The doctors explain that, of all things, the phases which Robin tom Rink feels are his most productive, the phases during which he obsessively puts ideas to paper, would be so burdening to him that he were virtually operating on the verge of a nervous breakdown. “When I am writing something, I´m feeling very bad at that moment,“ he says. “But I am happy afterwards because it´s a way for me to deal with my problems.“ He says that when he listened to the first mix version of ‘The Dilletante’ in the studio recently, some parts initially gave him a feeling of sickness as the drama so inseparably linked to these songs was being brought back to life before his mind’s eye. “But on the other hand there also was a good feeling because I realised: that chapter’s closed, I’ve moved past that.“ And after all, this is the reason why we must explain the story of this eventful life in such detail. Because it is inseparably connected to small and the great stories that can now be found on ‘The Dilletante’.

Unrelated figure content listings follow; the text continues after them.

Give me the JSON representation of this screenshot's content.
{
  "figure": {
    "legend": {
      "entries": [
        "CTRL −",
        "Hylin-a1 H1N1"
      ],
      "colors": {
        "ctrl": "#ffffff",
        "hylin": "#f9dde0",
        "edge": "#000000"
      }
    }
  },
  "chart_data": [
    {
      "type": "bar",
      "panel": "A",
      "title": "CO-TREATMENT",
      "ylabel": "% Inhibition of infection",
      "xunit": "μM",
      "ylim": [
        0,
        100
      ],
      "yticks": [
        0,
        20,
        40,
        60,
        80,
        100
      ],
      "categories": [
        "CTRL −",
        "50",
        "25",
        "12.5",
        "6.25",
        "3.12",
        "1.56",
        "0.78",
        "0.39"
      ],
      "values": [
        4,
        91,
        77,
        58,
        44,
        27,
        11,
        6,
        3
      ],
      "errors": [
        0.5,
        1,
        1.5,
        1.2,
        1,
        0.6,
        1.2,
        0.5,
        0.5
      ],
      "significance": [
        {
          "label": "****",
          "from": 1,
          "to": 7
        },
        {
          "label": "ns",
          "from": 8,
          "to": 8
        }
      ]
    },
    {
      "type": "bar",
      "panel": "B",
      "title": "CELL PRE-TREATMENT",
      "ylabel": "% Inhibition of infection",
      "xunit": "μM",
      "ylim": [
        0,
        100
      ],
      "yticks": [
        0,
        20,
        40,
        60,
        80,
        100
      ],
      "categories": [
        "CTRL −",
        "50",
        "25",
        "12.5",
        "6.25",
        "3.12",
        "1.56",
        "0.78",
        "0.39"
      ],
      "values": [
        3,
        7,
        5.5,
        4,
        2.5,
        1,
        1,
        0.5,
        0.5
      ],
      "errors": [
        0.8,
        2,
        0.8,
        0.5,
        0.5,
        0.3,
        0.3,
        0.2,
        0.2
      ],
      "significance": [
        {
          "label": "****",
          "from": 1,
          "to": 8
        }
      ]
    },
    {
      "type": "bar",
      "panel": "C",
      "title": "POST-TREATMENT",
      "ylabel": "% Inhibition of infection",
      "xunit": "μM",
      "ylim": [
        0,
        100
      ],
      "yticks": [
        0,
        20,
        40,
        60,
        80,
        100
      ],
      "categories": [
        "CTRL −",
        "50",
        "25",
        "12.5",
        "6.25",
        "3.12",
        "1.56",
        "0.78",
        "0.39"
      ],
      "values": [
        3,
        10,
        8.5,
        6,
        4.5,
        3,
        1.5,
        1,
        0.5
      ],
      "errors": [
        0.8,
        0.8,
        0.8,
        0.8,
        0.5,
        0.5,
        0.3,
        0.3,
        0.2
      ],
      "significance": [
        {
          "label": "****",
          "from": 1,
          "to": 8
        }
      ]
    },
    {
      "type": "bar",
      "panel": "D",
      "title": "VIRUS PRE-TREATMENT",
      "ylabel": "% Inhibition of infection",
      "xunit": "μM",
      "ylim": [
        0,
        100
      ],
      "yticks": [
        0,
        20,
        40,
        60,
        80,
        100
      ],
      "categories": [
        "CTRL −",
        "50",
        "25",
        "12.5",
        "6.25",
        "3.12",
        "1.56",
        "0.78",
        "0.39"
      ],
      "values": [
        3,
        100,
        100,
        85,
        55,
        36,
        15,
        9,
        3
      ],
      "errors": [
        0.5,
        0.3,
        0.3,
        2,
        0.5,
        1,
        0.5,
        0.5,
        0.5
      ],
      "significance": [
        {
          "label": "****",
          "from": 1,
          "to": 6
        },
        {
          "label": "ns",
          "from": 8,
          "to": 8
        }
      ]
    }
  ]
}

Songwriters and solitaires the likes of Leonard Cohen, Nick Drake, Dylan of course, and Jacques Brel are and have always been trusty companions on tom Rink’s path. But also James Joyce, Sartre or lyricist Sylvia Plath. All of them have left their mark on this impressive piece of work which developed over the years in Berlin, Paris and Münster. He cannot remember the creation process or the exact background of some of the songs, like for instance that of ‘Whatever Evaporates’ which features the great line ‘what a fool I am to believe this mellow spring could change anything.’ He can only remember that he had to get them out. Then and now. Because you can tell that these songs mean to say something, they tell a story, they breathe life.
They are songs that tell of a great yearning. In the writing process tom Rink is sometimes inspired by the great Romantics such as William Turner or Eugène Delacroix in that he thinks of composing songs as though they were paintings. Examples for this are the fragile swansong ‘Sugar We’re Going Down’ or ‘Black Black Coffee’, which steadily walks the line between uproar and sacral melancholy. Those songs are in fact scarcely instrumented, but nonetheless exceptionally picturesque landscapes. Permeated by infinite warmth, by a great melancholy, but most of all by a great talent which you do not find very often in this country.
Last August he finally recorded these songs of his. Together with musicians of the band Elyjah, whose bass player Martin Praetorius also produced ‘The Dillettante’. For the recordings, he went back to Berlin to the local Villa Friedrichshöhe studio. It´s not in our interest to defile this piece of work with any more technical detail, but maybe this is the greatest success: that in this city, to which he owes a good deal of his songs, but also the traumatic experiences which are mirrored in them, he managed to bring it all to a good end.
Robin tom Rink will soon turn his back on Münster one more time. With ‘The Dilletante’ in his suitcase, he may just happen to play in your town. Go and listen to him, it’s worth it!